No więc racer v3 wygladał tak:
Klasyczna rama, dodatkowe dystanse z drewna aby móc wsadzić regulatory w podłogę. Ramiona zamocowane na pianki dwustronne i ściągnięte trytkami.
Konstrukcja taka mniej waży i eliminuje drgania przenoszone na ramę.
Waga na początku: 360g, do tego latałem na pakiecie 3s2200 czyli do lotu było ok 560g
Na początek poszła rama, czyli skróciłem część transportową. Regle poszły na ramiona dzięki temu można było skrócić przewody. Przewody między reglami a silnikami zostały skrócone do ok 2..3cm, natomiast zasilających nie trzeba było przedłużać, nawet ubyło kilka cm.
Obliczyłem też że aktualnie średni prąd pobierany przez każdy regiel to ok 4,5A, więc z regli które mają 12A ciągłego wywaliłem aluminiowe radiatorki które ważyły łącznie 8g.
Planowałem też nie dawać podwójnej podłogi ale jednak się zdecydowałem ją zostawić po wycięciu zbędnego nadmiaru.
Jako że nie planuję latać na śmigłach 6" to mniejszyłem też rozstaw, wsunąłem ramiona o jedną dziurkę bliżej środka i nawierciłem dodatkowe tak że zamiast 4 otworów powstało po 6 i zamiast 2 trytek można było użyć 3 na ramię. Ramiona trzeba było tylko troszkę przyciąć tuż za ostatnimi otworami.
Ramy odeszło ok 20g
Ale z przewodami i półką na mobiusa odeszlo łącznie 52g
Następnie trzeba było zastąpić 27 gramowego Boscam'a 400mW ...
... nadajnikiem 7 gramowym 600mW TS5828 który waży z dodatkowym radiatorkiem (niestety się mocno grzeje) i przewodem 13g dzięki czemu waga zeszła łącznie o 66g do 293g
Dodatkowo też skróciłem zwitkę nadmiaru przewodów łączących kamerkę z nadajnikiem AV i jedno złącze. -3g
Niestety wcześniej miałem problem z uruchomieniem CC3D na CleanFight aby latał na satelitce więc odkopałem swój Flip32 który uwaliłem szlifujac piny dremelem aby nie sterczały za mocno z dołu.

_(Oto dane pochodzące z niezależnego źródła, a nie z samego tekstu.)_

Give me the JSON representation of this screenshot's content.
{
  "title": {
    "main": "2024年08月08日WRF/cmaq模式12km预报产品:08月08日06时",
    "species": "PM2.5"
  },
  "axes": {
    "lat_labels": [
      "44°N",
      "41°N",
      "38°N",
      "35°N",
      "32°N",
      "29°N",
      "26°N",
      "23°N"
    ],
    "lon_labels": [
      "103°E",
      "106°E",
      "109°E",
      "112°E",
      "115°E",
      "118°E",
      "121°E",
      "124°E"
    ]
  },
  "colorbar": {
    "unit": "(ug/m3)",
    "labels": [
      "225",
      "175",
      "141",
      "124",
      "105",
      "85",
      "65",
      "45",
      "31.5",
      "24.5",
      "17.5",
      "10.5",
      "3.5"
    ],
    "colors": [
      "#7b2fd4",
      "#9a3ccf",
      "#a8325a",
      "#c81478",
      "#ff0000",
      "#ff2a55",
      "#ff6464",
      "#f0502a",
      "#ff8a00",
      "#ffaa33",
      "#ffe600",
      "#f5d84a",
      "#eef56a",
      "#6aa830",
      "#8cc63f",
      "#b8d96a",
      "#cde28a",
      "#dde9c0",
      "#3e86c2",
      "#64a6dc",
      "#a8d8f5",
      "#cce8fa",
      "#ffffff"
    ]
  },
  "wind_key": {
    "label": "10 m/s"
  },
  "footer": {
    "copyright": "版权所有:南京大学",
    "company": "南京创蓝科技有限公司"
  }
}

Dłużej mu się poprzyglądałem i znalazłem usterkę. Wiec zamiast klasycznego odbiornika z pękiem kabli mogłem zastosować dwuantenkową satelitkę orange dsmx. Do flipa nie mam obudowy, z satelitki też wywaliłem obudowę i połączyłem króciutkim kablem. Różnica w masie? 17g.
Po złożeniu wszystkiego wynik : 276g czyli 84g mniej
Przy tej masie quada spokojnie mogę przejść na pakiety 1300mah dzięki czemu quad będzie ważył poniżej 400g czyli ok 160g mniej. Będzie latał tak samo długo, na tańszych pakietach (akurat 2200 które miałem już wymierały (pakiety z 2011 roku ), będzie żwawszy i odporniejszy na krety.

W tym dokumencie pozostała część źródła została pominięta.